Politisi PKB ini pun mendesak agar Mendikbud Ristek Nadiem Makarim melakukan revisi terbatas sebagian substansi dari Permendikbud 30/2021 khusunya kluster definisi kekerasan seksual. Mendikbud Nadiem bisa mengundang pakar hukum atau agama untuk merumuskan norma konsesual agar mempunyai kekuatan yang lebih mengikat bagi siapa saja civitas akademika yang ingin melakukan hubungan seksual.
“Tidak ada salahnya Mas Nadiem merevisi terbatas Permendikbud ini secara cepat untuk lebih menegaskan norma konsensual agar mempunyai kekuatan yang lebih mengikat, sehingga siapa saja yang hendak melakukan hubungan seksual bisa dicegah," pungkas Huda.
Advertisement
4. Menteri Agama
Menteri Agama Yaqut Cholil Qoumas mengeluarkan Surat Edaran Sekretaris Jenderal Kemenag tentang Pencegahan dan Penanganan Kekerasan Seksual (PPKS) di Lingkungan Perguruan Tinggi Keagamaan Negeri (PTKN).

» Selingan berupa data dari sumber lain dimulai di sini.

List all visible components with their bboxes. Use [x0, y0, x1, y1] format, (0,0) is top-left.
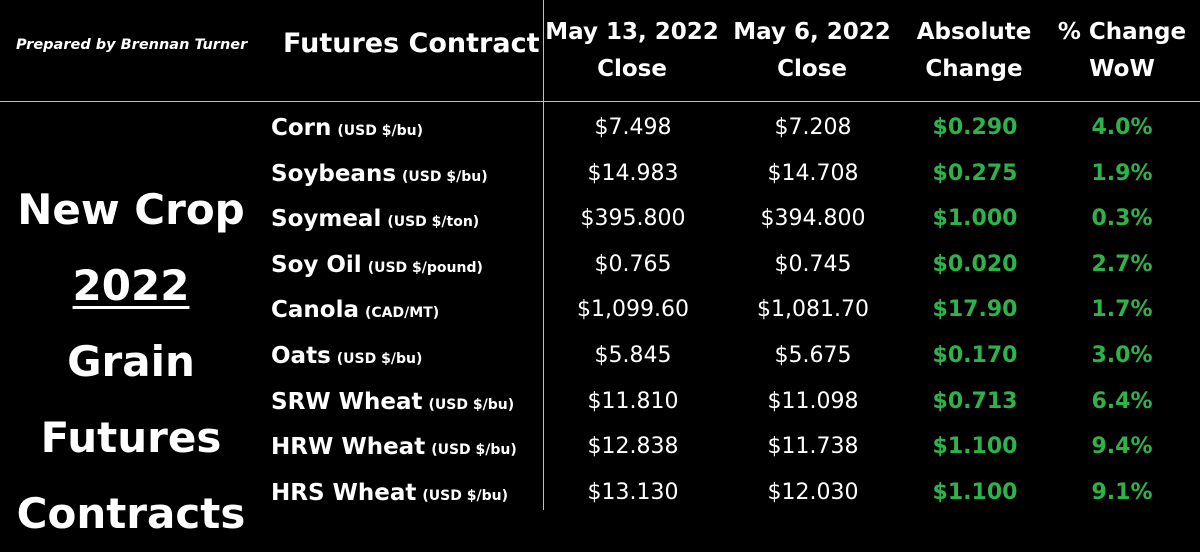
cell-pct-change: 3.0% [1091, 343, 1153, 368]
contract-label: HRW Wheat [271, 434, 426, 461]
table-row: HRS Wheat (USD $/bu) $13.130 $12.030 $1.100 9… [0, 473, 1200, 513]
contract-unit: (CAD/MT) [364, 305, 440, 322]
cell-may6: $0.745 [774, 251, 852, 277]
contract-unit: (USD $/bu) [431, 442, 517, 459]
contract-name: HRW Wheat (USD $/bu) [271, 427, 517, 470]
contract-unit: (USD $/bu) [422, 487, 508, 504]
cell-may13: $5.845 [594, 343, 672, 368]
cell-may6: $11.098 [767, 388, 859, 414]
cell-may13: $7.498 [594, 115, 672, 140]
cell-absolute-change: $0.290 [932, 115, 1018, 140]
table-row: Soymeal (USD $/ton) $395.800 $394.800 $1.000… [0, 199, 1200, 239]
header-may13-line1: May 13, 2022 [545, 19, 719, 45]
contract-unit: (USD $/bu) [428, 396, 515, 413]
contract-name: Soy Oil (USD $/pound) [271, 245, 483, 288]
cell-pct-change: 0.3% [1091, 206, 1153, 232]
side-title-grain: Grain [67, 337, 195, 386]
cell-absolute-change: $0.275 [932, 160, 1018, 186]
contract-unit: (USD $/bu) [337, 123, 423, 139]
table-row: Canola (CAD/MT) $1,099.60 $1,081.70 $17.90 1.… [0, 290, 1200, 330]
contract-name: Canola (CAD/MT) [271, 290, 439, 333]
header-may6-line1: May 6, 2022 [733, 19, 891, 45]
side-title-line2: 2022 Grain [0, 248, 262, 400]
cell-may6: $394.800 [760, 206, 866, 232]
contract-name: Oats (USD $/bu) [271, 336, 422, 379]
header-futures-contract: Futures Contract [283, 28, 540, 59]
cell-absolute-change: $1.100 [932, 434, 1018, 460]
contract-unit: (USD $/ton) [387, 214, 480, 231]
cell-absolute-change: $17.90 [932, 297, 1018, 323]
cell-absolute-change: $0.020 [932, 251, 1018, 277]
contract-label: HRS Wheat [271, 479, 417, 506]
contract-name: Corn (USD $/bu) [271, 108, 423, 151]
cell-absolute-change: $0.713 [932, 388, 1018, 414]
header-may13-line2: Close [597, 56, 667, 82]
contract-label: SRW Wheat [271, 388, 423, 415]
contract-unit: (USD $/bu) [402, 168, 488, 185]
cell-may6: $1,081.70 [757, 297, 869, 323]
cell-may6: $7.208 [774, 115, 852, 140]
cell-may6: $12.030 [767, 479, 859, 505]
contract-label: Canola [271, 297, 359, 324]
cell-absolute-change: $1.100 [932, 479, 1018, 505]
header-abs-line2: Change [925, 56, 1023, 82]
cell-pct-change: 6.4% [1091, 388, 1153, 414]
table-row: HRW Wheat (USD $/bu) $12.838 $11.738 $1.100 9… [0, 427, 1200, 467]
header-divider [0, 101, 1200, 102]
header-absolute-change: Absolute Change [874, 14, 1074, 88]
cell-may6: $5.675 [774, 343, 852, 368]
contract-unit: (USD $/pound) [367, 259, 483, 276]
column-divider [543, 0, 544, 510]
cell-may13: $11.810 [587, 388, 679, 414]
side-title-line3: Futures [40, 413, 222, 462]
cell-absolute-change: $1.000 [932, 206, 1018, 232]
header-may13-close: May 13, 2022 Close [532, 14, 732, 88]
contract-name: Soybeans (USD $/bu) [271, 154, 488, 197]
table-row: Soybeans (USD $/bu) $14.983 $14.708 $0.275 1.… [0, 154, 1200, 194]
contract-label: Soy Oil [271, 251, 362, 278]
contract-name: SRW Wheat (USD $/bu) [271, 382, 514, 425]
header-pct-change: % Change WoW [1022, 14, 1200, 88]
cell-absolute-change: $0.170 [932, 343, 1018, 368]
contract-name: HRS Wheat (USD $/bu) [271, 473, 508, 516]
header-pct-line2: WoW [1089, 56, 1155, 82]
cell-pct-change: 9.1% [1091, 479, 1153, 505]
contract-label: Corn [271, 115, 332, 141]
table-row: Oats (USD $/bu) $5.845 $5.675 $0.170 3.0% [0, 336, 1200, 376]
contract-unit: (USD $/bu) [336, 351, 423, 367]
cell-may13: $0.765 [594, 251, 672, 277]
cell-may13: $14.983 [587, 160, 679, 186]
cell-may6: $11.738 [767, 434, 859, 460]
cell-pct-change: 1.7% [1091, 297, 1153, 323]
cell-may13: $395.800 [580, 206, 686, 232]
table-row: SRW Wheat (USD $/bu) $11.810 $11.098 $0.713 6… [0, 382, 1200, 422]
cell-pct-change: 9.4% [1091, 434, 1153, 460]
contract-label: Oats [271, 343, 331, 369]
cell-pct-change: 4.0% [1091, 115, 1153, 140]
credit-text: Prepared by Brennan Turner [16, 37, 248, 53]
table-row: Corn (USD $/bu) $7.498 $7.208 $0.290 4.0% [0, 108, 1200, 148]
header-pct-line1: % Change [1057, 19, 1187, 45]
side-title-line1: New Crop [17, 185, 245, 234]
header-abs-line1: Absolute [916, 19, 1032, 45]
header-may6-line2: Close [777, 56, 847, 82]
futures-table-graphic: Prepared by Brennan Turner Futures Contr… [0, 0, 1200, 538]
cell-pct-change: 1.9% [1091, 160, 1153, 186]
header-may6-close: May 6, 2022 Close [712, 14, 912, 88]
cell-pct-change: 2.7% [1091, 251, 1153, 277]
cell-may6: $14.708 [767, 160, 859, 186]
table-row: Soy Oil (USD $/pound) $0.765 $0.745 $0.020 2.… [0, 245, 1200, 285]
contract-label: Soymeal [271, 206, 382, 233]
contract-label: Soybeans [271, 160, 397, 187]
cell-may13: $13.130 [587, 479, 679, 505]
cell-may13: $12.838 [587, 434, 679, 460]
contract-name: Soymeal (USD $/ton) [271, 199, 479, 242]
side-title-year: 2022 [72, 261, 190, 310]
cell-may13: $1,099.60 [577, 297, 689, 323]
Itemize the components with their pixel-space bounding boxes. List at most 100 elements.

Kebijakan itu merupakan respons dari diterbitkannya Peraturan Mendikbudristekdikti nomor 30/2021 terkait Pencegahan dan Penanganan Kekerasan Seksual (PPKS) di lingkungan perguruan tinggi.
"Kami mendukung kebijakan yang telah dikeluarkan Mas Menteri. Karenanya, kami segera mengeluarkan Surat Edaran (SE) untuk mendukung pemberlakuan Permendikbud tersebut di PTKN (Perguruan Tinggi Keagamaan Negeri)," kata Yaqut saat bertemu Nadiem dikutip dalam keterangan pers, Selasa (9/11/2021).
Yaqut setuju dengan Nadiem bahwa kekerasan seksual menjadi salah satu penghalang tercapainya tujuan pendidikan nasional. Sebab itu seluruh pihak tidak boleh menutup mata terhadap hal tersebut.
"Kita tidak boleh menutup mata, bahwa kekerasan seksual banyak terjadi di lingkungan pendidikan. Dan kita tidak ingin ini berlangsung terus menerus," ungkap dia.
Politikus Partai Kebangkitan Bangsa (PKB) ini berharap dengan adanya aturan tersebut korban tidak takut untuk bersuara. Sehingga bisa mengungkap dan mengusut kasus kejahatan tersebut.
"Ini kebijakan baik. Dengan kebijakan ini, kita berharap para korban dapat bersuara dan kekerasan seksual di dunia pendidikan dapat dihentikan," imbuhnya.